Les pas montaient. Un par un. Lentement. Méthodiquement. Ils s’arrêtaient devant la porte de la chambre du plus jeune. Un silence. Puis, le bruit de griffes, mais cette fois, plus fort, plus insistant, sur la porte elle-même. Un grattement régulier, patient.

La porte de la chambre des parents s’ouvrit brusquement, les faisant sursauter. Le père et la mère se tenaient dans l’embrasure, leurs visages pâles, leurs yeux remplis d’une terreur qu’ils essayaient désespérément de dissimuler.

« S’il vous plaît, » murmura le père, sa voix à peine audible, s’adressant à l’obscurité du couloir, « s’il vous plaît, partez. Nous n’avons rien pour vous. Laissez-nous en paix. »

Un rire. Un rire fin, aigu, qui semblait traverser les murs, faire vibrer les os. Ce n’était pas un rire de joie, mais un rire de pure malice, de prédateur qui sait sa proie à sa merci. Le grattement sur la porte du plus jeune s’intensifia, devenant plus urgent.

« Ne bougez pas, » ordonna la mère à ses enfants, sa voix tremblante. « Ne faites aucun bruit.
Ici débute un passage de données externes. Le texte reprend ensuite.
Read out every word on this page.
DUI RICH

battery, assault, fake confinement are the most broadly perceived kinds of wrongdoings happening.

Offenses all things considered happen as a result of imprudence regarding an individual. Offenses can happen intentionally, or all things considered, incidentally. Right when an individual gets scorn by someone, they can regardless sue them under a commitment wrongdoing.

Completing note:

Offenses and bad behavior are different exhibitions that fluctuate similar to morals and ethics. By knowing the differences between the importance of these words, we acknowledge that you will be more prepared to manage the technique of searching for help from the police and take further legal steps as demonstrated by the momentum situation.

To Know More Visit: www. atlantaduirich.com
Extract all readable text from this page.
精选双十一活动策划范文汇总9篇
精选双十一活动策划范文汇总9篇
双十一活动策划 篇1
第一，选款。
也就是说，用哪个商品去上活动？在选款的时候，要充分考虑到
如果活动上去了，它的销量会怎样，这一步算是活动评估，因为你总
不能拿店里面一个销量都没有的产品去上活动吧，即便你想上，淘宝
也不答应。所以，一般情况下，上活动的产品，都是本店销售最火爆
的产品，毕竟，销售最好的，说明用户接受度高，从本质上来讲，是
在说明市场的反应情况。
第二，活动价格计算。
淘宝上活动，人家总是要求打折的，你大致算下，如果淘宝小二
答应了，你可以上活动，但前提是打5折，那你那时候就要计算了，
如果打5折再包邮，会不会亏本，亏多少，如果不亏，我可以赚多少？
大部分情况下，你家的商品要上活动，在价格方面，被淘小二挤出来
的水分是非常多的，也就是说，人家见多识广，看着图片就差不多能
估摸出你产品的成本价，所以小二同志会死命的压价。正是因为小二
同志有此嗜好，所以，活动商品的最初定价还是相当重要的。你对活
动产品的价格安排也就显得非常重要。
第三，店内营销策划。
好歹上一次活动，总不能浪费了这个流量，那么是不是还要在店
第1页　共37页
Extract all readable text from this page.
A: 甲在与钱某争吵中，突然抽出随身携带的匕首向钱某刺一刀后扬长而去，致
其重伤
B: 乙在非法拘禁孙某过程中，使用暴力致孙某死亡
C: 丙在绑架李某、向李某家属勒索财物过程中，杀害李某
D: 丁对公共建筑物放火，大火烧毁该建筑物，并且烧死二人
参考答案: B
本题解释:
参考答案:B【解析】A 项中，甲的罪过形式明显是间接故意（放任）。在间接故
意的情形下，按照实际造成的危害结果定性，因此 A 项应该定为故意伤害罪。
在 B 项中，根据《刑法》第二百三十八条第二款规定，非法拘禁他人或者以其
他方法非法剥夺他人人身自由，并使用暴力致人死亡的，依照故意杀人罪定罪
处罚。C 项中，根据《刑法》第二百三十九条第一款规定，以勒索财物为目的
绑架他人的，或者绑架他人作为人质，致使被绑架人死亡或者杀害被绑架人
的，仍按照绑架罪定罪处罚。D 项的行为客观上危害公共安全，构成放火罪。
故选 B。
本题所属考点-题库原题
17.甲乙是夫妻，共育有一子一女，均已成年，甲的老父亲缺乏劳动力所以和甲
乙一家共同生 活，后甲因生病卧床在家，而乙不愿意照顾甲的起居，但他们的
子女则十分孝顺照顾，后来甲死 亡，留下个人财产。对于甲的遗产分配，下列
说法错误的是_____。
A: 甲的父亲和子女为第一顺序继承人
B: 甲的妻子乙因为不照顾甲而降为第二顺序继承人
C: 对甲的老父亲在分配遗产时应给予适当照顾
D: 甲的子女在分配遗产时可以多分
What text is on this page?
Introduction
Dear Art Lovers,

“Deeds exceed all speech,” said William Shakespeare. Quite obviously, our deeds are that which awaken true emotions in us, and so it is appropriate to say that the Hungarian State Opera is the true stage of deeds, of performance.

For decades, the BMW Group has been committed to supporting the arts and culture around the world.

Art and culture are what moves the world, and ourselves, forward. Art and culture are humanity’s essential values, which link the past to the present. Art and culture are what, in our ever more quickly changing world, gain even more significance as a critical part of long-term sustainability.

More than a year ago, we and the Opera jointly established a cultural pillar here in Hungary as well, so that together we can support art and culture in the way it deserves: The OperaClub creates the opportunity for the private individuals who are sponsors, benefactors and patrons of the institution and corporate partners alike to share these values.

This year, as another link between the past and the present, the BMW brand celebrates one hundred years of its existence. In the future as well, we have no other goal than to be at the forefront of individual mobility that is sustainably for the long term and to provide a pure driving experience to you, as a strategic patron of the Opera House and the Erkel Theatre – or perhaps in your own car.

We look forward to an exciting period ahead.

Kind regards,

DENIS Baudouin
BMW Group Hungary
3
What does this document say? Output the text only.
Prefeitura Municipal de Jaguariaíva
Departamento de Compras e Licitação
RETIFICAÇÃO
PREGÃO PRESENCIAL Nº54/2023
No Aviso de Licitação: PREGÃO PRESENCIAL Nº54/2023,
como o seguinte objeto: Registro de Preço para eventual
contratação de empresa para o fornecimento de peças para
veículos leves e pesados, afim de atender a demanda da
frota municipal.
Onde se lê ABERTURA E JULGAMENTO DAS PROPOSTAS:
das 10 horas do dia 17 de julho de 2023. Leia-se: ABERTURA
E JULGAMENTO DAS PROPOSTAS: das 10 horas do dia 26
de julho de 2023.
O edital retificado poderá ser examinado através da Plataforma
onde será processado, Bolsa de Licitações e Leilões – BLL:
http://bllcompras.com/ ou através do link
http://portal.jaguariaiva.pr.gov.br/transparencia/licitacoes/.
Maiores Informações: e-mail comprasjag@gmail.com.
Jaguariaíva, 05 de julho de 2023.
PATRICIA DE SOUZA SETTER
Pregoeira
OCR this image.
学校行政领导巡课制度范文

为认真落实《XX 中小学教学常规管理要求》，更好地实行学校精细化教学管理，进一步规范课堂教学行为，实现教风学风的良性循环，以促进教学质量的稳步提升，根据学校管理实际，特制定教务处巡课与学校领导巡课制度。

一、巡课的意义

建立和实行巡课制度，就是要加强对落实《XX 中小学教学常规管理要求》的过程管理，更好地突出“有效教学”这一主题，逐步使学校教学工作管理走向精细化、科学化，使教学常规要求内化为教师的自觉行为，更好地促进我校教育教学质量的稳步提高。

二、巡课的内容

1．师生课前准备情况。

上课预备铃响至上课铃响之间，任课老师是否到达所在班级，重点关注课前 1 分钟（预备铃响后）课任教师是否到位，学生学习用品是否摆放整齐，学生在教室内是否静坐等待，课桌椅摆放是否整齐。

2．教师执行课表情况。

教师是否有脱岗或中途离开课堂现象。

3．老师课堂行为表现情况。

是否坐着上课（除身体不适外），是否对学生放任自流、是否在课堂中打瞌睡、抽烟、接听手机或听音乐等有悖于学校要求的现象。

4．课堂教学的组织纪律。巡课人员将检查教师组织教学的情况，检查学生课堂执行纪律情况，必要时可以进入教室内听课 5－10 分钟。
Pensez à des choses heureuses. »

L’aînée ferma les yeux, essayant de se concentrer sur le feu crépitant dans la cheminée, sur les rires des jeux partagés, sur le parfum des biscuits de Noël. Mais l’image de la silhouette haute et effilée, des yeux blancs et vides, s’imposait à elle. Elle sentait le froid, la présence.

Le grattement cessa. Un silence lourd s’abattit. Le garçon sous sa couverture osa ouvrir un œil. La porte de sa chambre était entrouverte. Il ne voyait rien dehors. Les pas semblaient s’être retirés.

Peut-être était-ce fini ? Peut-être étaient-ils en sécurité ?

Puis, il entendit un nouveau son. Un son léger, venant de la fenêtre de sa chambre. Un léger claquement. Il leva les yeux, le cœur se glaçant. Une petite touffe de poils blancs, comme un morceau de neige, flottait dans l’air, juste devant la vitre. Et en dessous, sur le rebord de la fenêtre, une unique patte semblait avoir laissé une empreinte minuscule, presque invisible.

Le Coelhudo n’était pas parti. Il avait juste changé de tactique. Il observait toujours. Il attendait. Et la nuit de Noël, dans cette maison de Los Angeles, venait de commencer.